The thyroid gland contains 2 important types of cells. These are thyroid follicular cells and C cells (also referred to as parafollicular cells). C cells produce calcitonin, a specific hormone that helps to regulate the body’s use of calcium.

Differentiated thyroid cancer and anaplastic cancer are cancers of the follicular cells. Medullary thyroid cancer is cancer of C cells.

Parathyroids. Also important are four small glands behind the thyroid gland—the parathyroids. They produce parathyroid hormone, important in regulating your body’s calcium levels.

What does the thyroid gland do?

The thyroid hormones affect each body tissue, depending on the nature of the tissue. Your bloodstream carries thyroid hormones to all parts of your body.

A main effect of thyroid hormones is to regulate your body’s metabolism. Thyroid hormone regulates the rates of metabolism of carbohydrate, protein, and fat; growth and development; and physical and mental development and function. In the heart, thyroid hormone affects the heart rate.

People with thyroid nodules that are possibly cancer usually have normal levels of thyroid hormone. Also, most people with low or high levels of thyroid hormone do not have cancer.

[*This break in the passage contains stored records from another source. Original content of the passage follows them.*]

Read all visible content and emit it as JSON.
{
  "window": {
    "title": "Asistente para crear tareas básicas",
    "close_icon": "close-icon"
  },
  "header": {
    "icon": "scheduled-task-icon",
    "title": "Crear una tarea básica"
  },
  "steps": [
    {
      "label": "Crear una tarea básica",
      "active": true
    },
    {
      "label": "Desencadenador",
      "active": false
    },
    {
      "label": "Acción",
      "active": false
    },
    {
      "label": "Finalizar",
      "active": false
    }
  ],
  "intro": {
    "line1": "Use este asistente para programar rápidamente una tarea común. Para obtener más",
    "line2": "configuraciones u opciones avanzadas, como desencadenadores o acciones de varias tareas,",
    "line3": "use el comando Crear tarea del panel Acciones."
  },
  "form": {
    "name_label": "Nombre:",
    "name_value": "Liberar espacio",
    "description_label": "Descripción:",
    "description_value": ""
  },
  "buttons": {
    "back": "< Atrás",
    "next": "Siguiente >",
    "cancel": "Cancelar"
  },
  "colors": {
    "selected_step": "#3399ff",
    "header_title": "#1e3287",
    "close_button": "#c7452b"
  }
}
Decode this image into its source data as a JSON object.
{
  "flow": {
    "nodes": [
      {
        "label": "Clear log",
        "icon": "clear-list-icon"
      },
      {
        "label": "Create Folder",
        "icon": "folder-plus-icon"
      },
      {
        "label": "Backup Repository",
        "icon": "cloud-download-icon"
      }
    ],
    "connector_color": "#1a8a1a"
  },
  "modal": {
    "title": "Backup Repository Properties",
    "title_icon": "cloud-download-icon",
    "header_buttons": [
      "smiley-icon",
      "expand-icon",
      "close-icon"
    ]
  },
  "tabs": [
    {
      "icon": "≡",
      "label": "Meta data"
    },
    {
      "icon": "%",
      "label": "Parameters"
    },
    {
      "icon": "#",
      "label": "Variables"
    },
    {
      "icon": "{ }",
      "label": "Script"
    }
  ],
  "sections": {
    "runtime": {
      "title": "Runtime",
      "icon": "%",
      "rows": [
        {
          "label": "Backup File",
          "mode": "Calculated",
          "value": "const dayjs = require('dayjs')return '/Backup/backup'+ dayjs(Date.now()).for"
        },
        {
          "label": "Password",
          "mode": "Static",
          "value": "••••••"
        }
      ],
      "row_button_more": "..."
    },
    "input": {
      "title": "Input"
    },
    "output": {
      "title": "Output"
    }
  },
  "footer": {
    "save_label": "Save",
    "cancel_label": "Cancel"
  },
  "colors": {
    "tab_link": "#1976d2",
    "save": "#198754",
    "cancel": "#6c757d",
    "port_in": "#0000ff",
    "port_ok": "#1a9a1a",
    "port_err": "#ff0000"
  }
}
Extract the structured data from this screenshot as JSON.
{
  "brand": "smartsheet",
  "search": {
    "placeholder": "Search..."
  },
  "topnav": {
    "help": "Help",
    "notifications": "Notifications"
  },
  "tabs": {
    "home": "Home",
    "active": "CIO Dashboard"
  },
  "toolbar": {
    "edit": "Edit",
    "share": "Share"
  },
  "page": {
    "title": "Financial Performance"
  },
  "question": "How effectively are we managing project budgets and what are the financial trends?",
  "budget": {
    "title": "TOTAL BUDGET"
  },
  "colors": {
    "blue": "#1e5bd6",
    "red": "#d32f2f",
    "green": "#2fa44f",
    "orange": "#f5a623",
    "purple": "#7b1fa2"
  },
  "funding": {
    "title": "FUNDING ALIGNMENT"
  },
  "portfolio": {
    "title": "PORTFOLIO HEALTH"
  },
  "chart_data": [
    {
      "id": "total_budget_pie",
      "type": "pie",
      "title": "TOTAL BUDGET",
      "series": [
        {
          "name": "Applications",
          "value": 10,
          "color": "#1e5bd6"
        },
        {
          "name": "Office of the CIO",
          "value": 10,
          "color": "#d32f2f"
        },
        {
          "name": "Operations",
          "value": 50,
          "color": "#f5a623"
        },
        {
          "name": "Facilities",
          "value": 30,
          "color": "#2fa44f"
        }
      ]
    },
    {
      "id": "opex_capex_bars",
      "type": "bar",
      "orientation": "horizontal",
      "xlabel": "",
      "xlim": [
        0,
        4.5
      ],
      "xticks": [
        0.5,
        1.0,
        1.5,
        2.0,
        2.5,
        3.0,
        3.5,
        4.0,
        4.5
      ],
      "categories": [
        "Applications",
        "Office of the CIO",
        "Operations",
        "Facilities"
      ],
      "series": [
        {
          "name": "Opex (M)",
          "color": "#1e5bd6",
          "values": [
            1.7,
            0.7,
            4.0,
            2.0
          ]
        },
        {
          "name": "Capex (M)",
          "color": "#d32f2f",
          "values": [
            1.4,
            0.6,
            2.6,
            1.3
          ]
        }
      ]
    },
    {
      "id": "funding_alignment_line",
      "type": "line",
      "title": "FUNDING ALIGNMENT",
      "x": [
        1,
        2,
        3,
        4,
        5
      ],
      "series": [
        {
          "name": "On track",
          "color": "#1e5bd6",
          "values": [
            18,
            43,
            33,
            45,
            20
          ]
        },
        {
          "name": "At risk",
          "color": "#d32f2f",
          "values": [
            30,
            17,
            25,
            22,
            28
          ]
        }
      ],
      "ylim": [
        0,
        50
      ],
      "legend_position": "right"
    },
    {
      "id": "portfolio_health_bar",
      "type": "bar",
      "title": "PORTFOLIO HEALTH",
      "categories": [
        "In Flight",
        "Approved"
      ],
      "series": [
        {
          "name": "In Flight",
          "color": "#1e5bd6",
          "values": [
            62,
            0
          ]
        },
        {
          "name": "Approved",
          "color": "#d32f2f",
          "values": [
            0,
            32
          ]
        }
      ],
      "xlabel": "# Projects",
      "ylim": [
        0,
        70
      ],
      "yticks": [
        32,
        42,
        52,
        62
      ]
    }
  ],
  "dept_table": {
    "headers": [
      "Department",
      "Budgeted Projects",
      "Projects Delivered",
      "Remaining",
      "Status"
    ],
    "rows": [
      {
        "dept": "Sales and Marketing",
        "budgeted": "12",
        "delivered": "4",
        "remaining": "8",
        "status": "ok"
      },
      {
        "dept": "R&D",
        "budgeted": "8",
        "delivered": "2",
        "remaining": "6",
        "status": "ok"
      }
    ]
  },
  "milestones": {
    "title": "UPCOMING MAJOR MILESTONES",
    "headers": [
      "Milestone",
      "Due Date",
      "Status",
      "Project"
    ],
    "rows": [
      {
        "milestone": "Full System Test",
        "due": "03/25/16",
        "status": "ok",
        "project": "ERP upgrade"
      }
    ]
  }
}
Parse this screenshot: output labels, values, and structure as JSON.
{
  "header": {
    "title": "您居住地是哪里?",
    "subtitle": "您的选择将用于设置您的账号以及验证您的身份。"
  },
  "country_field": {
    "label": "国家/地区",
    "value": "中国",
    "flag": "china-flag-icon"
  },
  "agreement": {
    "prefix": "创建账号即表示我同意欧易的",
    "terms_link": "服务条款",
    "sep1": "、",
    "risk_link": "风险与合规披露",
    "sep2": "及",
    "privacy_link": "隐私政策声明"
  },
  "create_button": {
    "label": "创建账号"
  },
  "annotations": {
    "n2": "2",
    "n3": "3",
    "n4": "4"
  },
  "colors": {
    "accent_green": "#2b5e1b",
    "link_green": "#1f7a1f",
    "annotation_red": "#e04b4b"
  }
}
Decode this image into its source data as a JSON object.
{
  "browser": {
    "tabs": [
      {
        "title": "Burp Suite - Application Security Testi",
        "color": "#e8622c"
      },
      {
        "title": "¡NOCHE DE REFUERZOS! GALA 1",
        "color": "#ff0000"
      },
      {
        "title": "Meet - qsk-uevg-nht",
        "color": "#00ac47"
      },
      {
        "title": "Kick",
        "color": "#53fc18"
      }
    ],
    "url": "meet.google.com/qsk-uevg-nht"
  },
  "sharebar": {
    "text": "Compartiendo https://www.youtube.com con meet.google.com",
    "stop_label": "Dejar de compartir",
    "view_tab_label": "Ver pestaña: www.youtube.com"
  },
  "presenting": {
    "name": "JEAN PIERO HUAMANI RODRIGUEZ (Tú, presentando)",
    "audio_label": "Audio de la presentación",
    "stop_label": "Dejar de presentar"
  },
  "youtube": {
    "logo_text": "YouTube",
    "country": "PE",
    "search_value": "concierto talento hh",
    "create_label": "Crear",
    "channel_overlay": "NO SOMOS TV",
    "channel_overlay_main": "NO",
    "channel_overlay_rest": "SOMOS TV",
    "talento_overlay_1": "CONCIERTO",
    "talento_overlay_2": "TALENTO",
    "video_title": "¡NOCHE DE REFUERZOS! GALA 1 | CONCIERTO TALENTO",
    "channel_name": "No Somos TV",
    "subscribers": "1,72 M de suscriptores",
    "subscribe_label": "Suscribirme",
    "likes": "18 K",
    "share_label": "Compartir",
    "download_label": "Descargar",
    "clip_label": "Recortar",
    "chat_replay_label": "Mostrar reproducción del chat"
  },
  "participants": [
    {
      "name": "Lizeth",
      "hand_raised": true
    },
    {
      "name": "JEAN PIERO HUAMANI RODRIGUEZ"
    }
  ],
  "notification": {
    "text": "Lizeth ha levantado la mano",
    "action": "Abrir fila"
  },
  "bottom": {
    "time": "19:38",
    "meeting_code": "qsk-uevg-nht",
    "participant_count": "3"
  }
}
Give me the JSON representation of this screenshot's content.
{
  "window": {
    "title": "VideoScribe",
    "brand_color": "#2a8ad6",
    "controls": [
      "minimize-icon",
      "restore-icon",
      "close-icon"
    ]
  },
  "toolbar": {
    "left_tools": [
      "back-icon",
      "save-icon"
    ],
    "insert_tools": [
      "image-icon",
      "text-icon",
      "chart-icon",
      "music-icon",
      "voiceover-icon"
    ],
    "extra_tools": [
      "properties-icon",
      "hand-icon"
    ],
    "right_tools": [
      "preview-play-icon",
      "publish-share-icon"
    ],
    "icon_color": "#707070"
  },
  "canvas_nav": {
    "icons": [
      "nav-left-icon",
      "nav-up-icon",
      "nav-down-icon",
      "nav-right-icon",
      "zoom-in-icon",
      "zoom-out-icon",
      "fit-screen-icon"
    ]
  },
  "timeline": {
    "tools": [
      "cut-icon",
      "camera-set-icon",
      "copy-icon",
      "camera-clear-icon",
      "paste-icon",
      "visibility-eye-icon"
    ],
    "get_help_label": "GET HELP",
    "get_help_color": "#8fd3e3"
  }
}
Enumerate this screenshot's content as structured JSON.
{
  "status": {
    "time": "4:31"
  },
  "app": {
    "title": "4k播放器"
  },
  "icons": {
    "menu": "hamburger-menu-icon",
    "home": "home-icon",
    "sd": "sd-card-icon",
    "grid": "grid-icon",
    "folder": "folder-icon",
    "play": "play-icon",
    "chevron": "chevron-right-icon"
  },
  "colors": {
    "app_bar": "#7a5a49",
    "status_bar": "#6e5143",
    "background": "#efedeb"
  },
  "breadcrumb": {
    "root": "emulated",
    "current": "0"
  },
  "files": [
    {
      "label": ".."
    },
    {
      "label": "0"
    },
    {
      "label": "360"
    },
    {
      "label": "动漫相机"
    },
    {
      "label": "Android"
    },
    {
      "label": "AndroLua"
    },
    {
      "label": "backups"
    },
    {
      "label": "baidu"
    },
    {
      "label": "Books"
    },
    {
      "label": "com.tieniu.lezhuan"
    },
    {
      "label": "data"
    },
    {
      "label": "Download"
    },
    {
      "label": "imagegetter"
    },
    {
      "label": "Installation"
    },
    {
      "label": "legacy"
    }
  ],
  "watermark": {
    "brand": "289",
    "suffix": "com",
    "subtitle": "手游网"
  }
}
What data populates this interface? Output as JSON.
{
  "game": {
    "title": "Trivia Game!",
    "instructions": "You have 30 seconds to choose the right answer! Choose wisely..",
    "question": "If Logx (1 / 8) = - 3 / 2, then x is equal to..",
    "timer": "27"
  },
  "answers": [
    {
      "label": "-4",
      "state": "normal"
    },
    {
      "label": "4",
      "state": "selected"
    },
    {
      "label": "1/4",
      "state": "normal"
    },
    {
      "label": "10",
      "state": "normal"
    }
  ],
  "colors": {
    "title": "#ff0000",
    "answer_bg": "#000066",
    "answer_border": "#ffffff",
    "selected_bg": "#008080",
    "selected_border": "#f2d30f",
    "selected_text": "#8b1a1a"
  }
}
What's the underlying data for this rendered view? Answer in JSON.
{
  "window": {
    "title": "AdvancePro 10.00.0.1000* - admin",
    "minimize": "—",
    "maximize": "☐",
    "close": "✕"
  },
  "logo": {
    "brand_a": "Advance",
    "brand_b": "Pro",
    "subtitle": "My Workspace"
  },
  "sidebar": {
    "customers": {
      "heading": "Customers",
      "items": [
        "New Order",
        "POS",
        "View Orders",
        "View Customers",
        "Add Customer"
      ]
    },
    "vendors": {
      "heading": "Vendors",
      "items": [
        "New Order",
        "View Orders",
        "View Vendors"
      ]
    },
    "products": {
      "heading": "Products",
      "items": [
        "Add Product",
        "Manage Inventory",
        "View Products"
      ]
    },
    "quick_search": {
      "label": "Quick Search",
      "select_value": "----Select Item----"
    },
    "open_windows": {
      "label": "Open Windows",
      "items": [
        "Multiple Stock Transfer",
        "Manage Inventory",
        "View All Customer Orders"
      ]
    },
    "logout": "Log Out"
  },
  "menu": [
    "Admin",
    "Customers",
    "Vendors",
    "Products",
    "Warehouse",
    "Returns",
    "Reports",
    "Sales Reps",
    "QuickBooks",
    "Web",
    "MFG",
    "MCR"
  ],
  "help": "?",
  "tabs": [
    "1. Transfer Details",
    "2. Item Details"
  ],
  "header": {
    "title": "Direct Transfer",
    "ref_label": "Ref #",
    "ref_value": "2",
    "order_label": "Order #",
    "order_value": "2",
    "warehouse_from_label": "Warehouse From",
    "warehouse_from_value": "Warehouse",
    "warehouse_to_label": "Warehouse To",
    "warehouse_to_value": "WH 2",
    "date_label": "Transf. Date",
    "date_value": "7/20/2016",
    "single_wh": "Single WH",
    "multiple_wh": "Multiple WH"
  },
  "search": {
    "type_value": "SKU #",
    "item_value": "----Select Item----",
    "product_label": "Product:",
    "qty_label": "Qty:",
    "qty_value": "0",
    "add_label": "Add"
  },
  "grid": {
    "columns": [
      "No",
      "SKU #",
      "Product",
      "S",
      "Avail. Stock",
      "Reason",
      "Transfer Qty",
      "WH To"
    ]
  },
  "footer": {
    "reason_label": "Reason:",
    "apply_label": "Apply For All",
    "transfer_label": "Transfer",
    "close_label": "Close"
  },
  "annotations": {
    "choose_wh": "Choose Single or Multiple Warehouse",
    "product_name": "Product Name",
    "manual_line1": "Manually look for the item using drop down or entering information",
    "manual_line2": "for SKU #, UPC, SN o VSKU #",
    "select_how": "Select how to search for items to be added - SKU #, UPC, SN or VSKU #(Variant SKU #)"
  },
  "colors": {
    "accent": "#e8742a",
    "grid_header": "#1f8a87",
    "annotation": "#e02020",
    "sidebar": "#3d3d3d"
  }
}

Thyroid disorders involving low or high thyroid hormone levels are much more common than thyroid cancer. Too little thyroid hormone in the bloodstream can result in a condition known as hypothyroidism, which causes metabolism to slow down, and may leave the person feeling tired.  Too much thyroid hormone in the bloodstream can result in a condition known as hyperthyroidism, which causes metabolism to speed up, and can result in an increased heart rate, among other things.

Hypothyroidism and hyperthyroidism are not usually related to thyroid cancer. However, anyone who has them should discuss treatment with their doctor, because each can have a serious negative impact on a person’s overall health.